A Revolta PROVOS

A Holanda é mundialmente reconhecida por sua extrema tolerância político-social. O que não é muito conhecido, no entanto, é a íntima relação entre a Holanda e o movimento que entrou para a História com o nome de “Contracultura”, que em 2011 completa meio século.

Sempre que alguém faz referências à contracultura, os nomes que mais aparecem, com justiça, são: Ginsberg, Kerouac, Leary, Burroughs, Bob Dylan, Beatles e alguns outros. Poucos, entretanto, se lembram de citar o Provos, que foi um movimento que surgiu em Amsterdã, em julho 1965, existiu até maio de 1967 e é considerado um dos precursores da contracultura européia.

Apesar de publicar um panfleto de crítica social e política, o movimento se tornou mais conhecido devido ao plano das Bicicletas Brancas, que eram espalhadas pela cidade de Amsterdã e podiam ser usadas livremente, como uma forma pioneira de protesto ecológico contra os males causados pelo crescente uso de automóveis.

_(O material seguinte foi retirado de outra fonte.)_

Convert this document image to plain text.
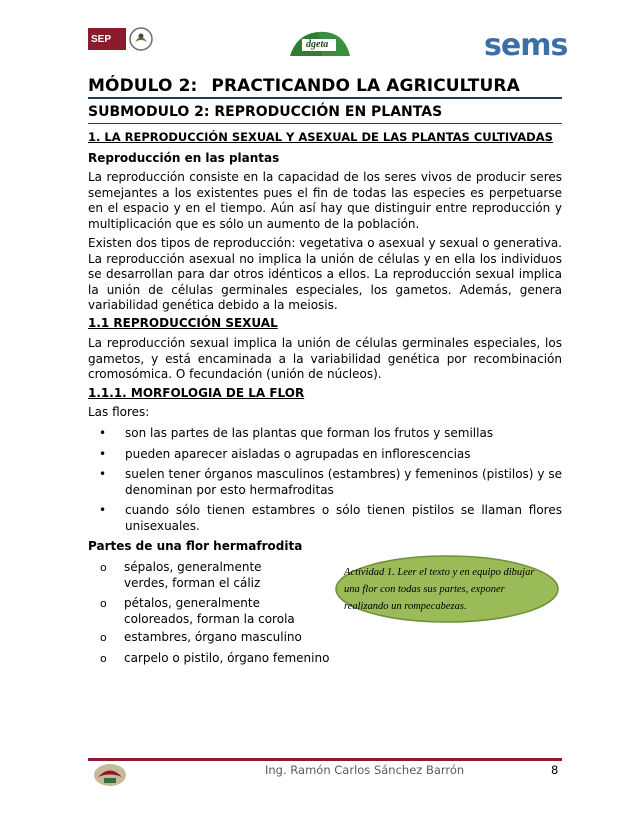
SEP	dgeta	sems
MÓDULO 2: PRACTICANDO LA AGRICULTURA
SUBMODULO 2: REPRODUCCIÓN EN PLANTAS
1. LA REPRODUCCIÓN SEXUAL Y ASEXUAL DE LAS PLANTAS CULTIVADAS
Reproducción en las plantas
La reproducción consiste en la capacidad de los seres vivos de producir seres semejantes a los existentes pues el fin de todas las especies es perpetuarse en el espacio y en el tiempo. Aún así hay que distinguir entre reproducción y multiplicación que es sólo un aumento de la población.
Existen dos tipos de reproducción: vegetativa o asexual y sexual o generativa. La reproducción asexual no implica la unión de células y en ella los individuos se desarrollan para dar otros idénticos a ellos. La reproducción sexual implica la unión de células germinales especiales, los gametos. Además, genera variabilidad genética debido a la meiosis.
1.1 REPRODUCCIÓN SEXUAL
La reproducción sexual implica la unión de células germinales especiales, los gametos, y está encaminada a la variabilidad genética por recombinación cromosómica. O fecundación (unión de núcleos).
1.1.1. MORFOLOGIA DE LA FLOR
Las flores:
• son las partes de las plantas que forman los frutos y semillas
• pueden aparecer aisladas o agrupadas en inflorescencias
• suelen tener órganos masculinos (estambres) y femeninos (pistilos) y se denominan por esto hermafroditas
• cuando sólo tienen estambres o sólo tienen pistilos se llaman flores unisexuales.
Partes de una flor hermafrodita
o sépalos, generalmente verdes, forman el cáliz
o pétalos, generalmente coloreados, forman la corola
o estambres, órgano masculino
o carpelo o pistilo, órgano femenino
Actividad 1. Leer el texto y en equipo dibujar una flor con todas sus partes, exponer realizando un rompecabezas.
Ing. Ramón Carlos Sánchez Barrón	8
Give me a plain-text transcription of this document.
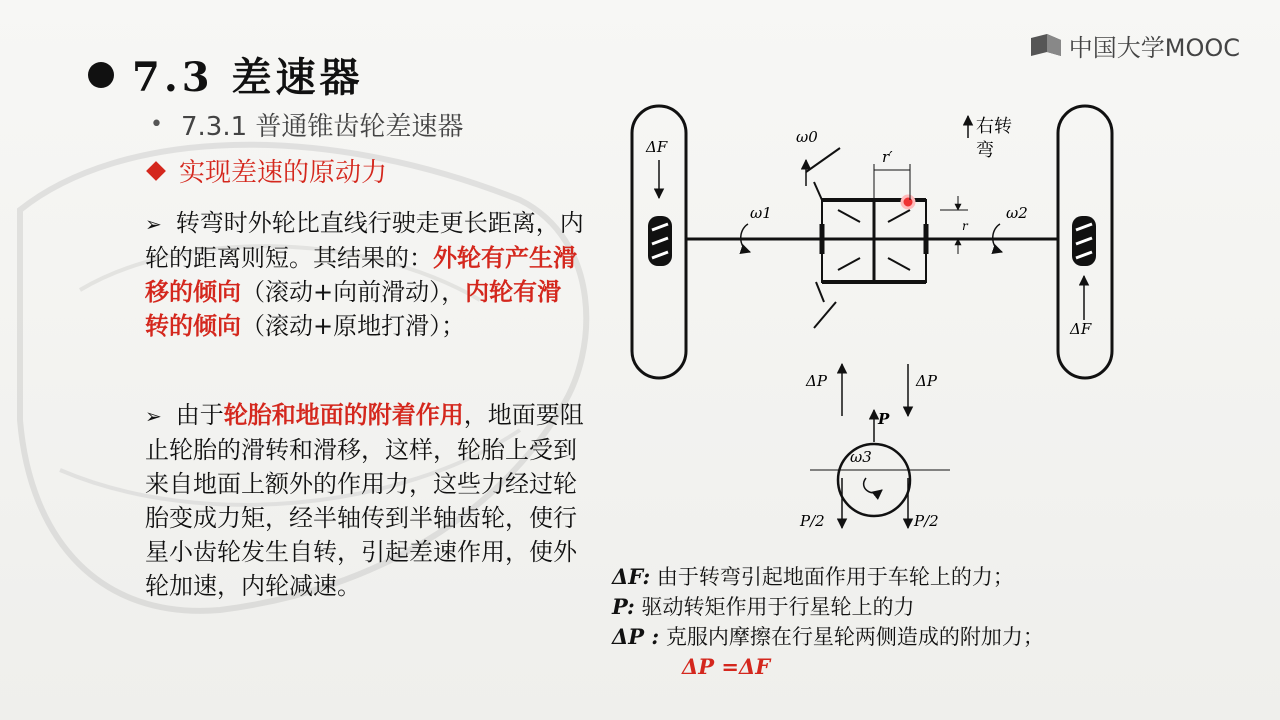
中国大学MOOC
7.3 差速器
• 7.3.1 普通锥齿轮差速器
实现差速的原动力
➢ 转弯时外轮比直线行驶走更长距离，内轮的距离则短。其结果的：外轮有产生滑移的倾向（滚动+向前滑动），内轮有滑转的倾向（滚动+原地打滑）；
➢ 由于轮胎和地面的附着作用，地面要阻止轮胎的滑转和滑移，这样，轮胎上受到来自地面上额外的作用力，这些力经过轮胎变成力矩，经半轴传到半轴齿轮，使行星小齿轮发生自转，引起差速作用，使外轮加速，内轮减速。
ΔF
ΔF
ω1	ω2
ω0
r′
r
右转
弯
ΔP	ΔP
P
ω3
P/2	P/2
ΔF: 由于转弯引起地面作用于车轮上的力；
P: 驱动转矩作用于行星轮上的力
ΔP : 克服内摩擦在行星轮两侧造成的附加力；
ΔP =ΔF
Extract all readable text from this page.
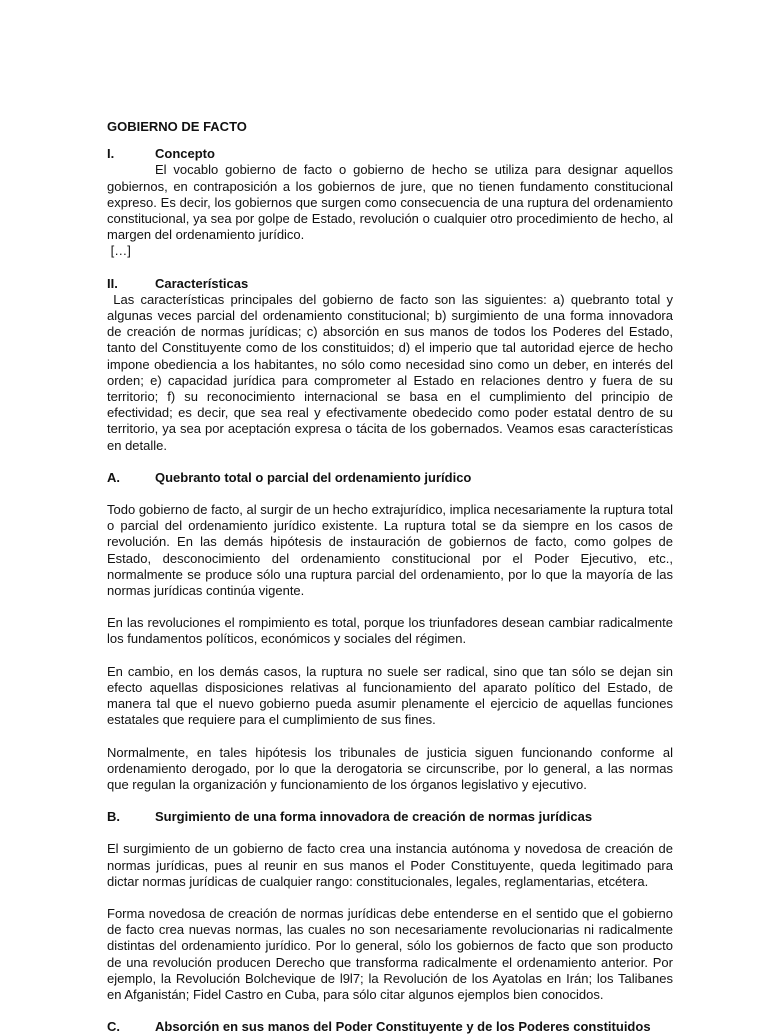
GOBIERNO DE FACTO
I.	Concepto

El vocablo gobierno de facto o gobierno de hecho se utiliza para designar aquellos gobiernos, en contraposición a los gobiernos de jure, que no tienen fundamento constitucional expreso. Es decir, los gobiernos que surgen como consecuencia de una ruptura del ordenamiento constitucional, ya sea por golpe de Estado, revolución o cualquier otro procedimiento de hecho, al margen del ordenamiento jurídico.

[…]

II.	Características

Las características principales del gobierno de facto son las siguientes: a) quebranto total y algunas veces parcial del ordenamiento constitucional; b) surgimiento de una forma innovadora de creación de normas jurídicas; c) absorción en sus manos de todos los Poderes del Estado, tanto del Constituyente como de los constituidos; d) el imperio que tal autoridad ejerce de hecho impone obediencia a los habitantes, no sólo como necesidad sino como un deber, en interés del orden; e) capacidad jurídica para comprometer al Estado en relaciones dentro y fuera de su territorio; f) su reconocimiento internacional se basa en el cumplimiento del principio de efectividad; es decir, que sea real y efectivamente obedecido como poder estatal dentro de su territorio, ya sea por aceptación expresa o tácita de los gobernados. Veamos esas características en detalle.

A.	Quebranto total o parcial del ordenamiento jurídico

Todo gobierno de facto, al surgir de un hecho extrajurídico, implica necesariamente la ruptura total o parcial del ordenamiento jurídico existente. La ruptura total se da siempre en los casos de revolución. En las demás hipótesis de instauración de gobiernos de facto, como golpes de Estado, desconocimiento del ordenamiento constitucional por el Poder Ejecutivo, etc., normalmente se produce sólo una ruptura parcial del ordenamiento, por lo que la mayoría de las normas jurídicas continúa vigente.

En las revoluciones el rompimiento es total, porque los triunfadores desean cambiar radicalmente los fundamentos políticos, económicos y sociales del régimen.

En cambio, en los demás casos, la ruptura no suele ser radical, sino que tan sólo se dejan sin efecto aquellas disposiciones relativas al funcionamiento del aparato político del Estado, de manera tal que el nuevo gobierno pueda asumir plenamente el ejercicio de aquellas funciones estatales que requiere para el cumplimiento de sus fines.

Normalmente, en tales hipótesis los tribunales de justicia siguen funcionando conforme al ordenamiento derogado, por lo que la derogatoria se circunscribe, por lo general, a las normas que regulan la organización y funcionamiento de los órganos legislativo y ejecutivo.

B.	Surgimiento de una forma innovadora de creación de normas jurídicas

El surgimiento de un gobierno de facto crea una instancia autónoma y novedosa de creación de normas jurídicas, pues al reunir en sus manos el Poder Constituyente, queda legitimado para dictar normas jurídicas de cualquier rango: constitucionales, legales, reglamentarias, etcétera.

Forma novedosa de creación de normas jurídicas debe entenderse en el sentido que el gobierno de facto crea nuevas normas, las cuales no son necesariamente revolucionarias ni radicalmente distintas del ordenamiento jurídico. Por lo general, sólo los gobiernos de facto que son producto de una revolución producen Derecho que transforma radicalmente el ordenamiento anterior. Por ejemplo, la Revolución Bolchevique de l9l7; la Revolución de los Ayatolas en Irán; los Talibanes en Afganistán; Fidel Castro en Cuba, para sólo citar algunos ejemplos bien conocidos.

C.	Absorción en sus manos del Poder Constituyente y de los Poderes constituidos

Mas a revolta Provos (de provocar, provocação) foi muito mais ampla, proporcionando uma experiência que merece ser conhecida por todos os que estudam e se interessam pela contracultura. Entre os seus “líderes”, encontra-se o jovem Robert Grootveld, que herdara do pai anarquista o inconformismo contra o “stablishment” e cujo primeiro ato foi um protesto antifumo muito original: ao invés de parar de fumar, ele, que era fumante, intensifica o ato de fumar e sai pelas ruas escrevendo a palavra “Kanker” (câncer) nos cartazes publicitários de cigarro. Esta atitude e a afirmação de que para dar caça aos consumidores de “erva”, o Estado se valia de notórios consumidores de nicotina (os policiais), lhe renderam alguns processos por parte dos fabricantes de cigarros e algumas prisões.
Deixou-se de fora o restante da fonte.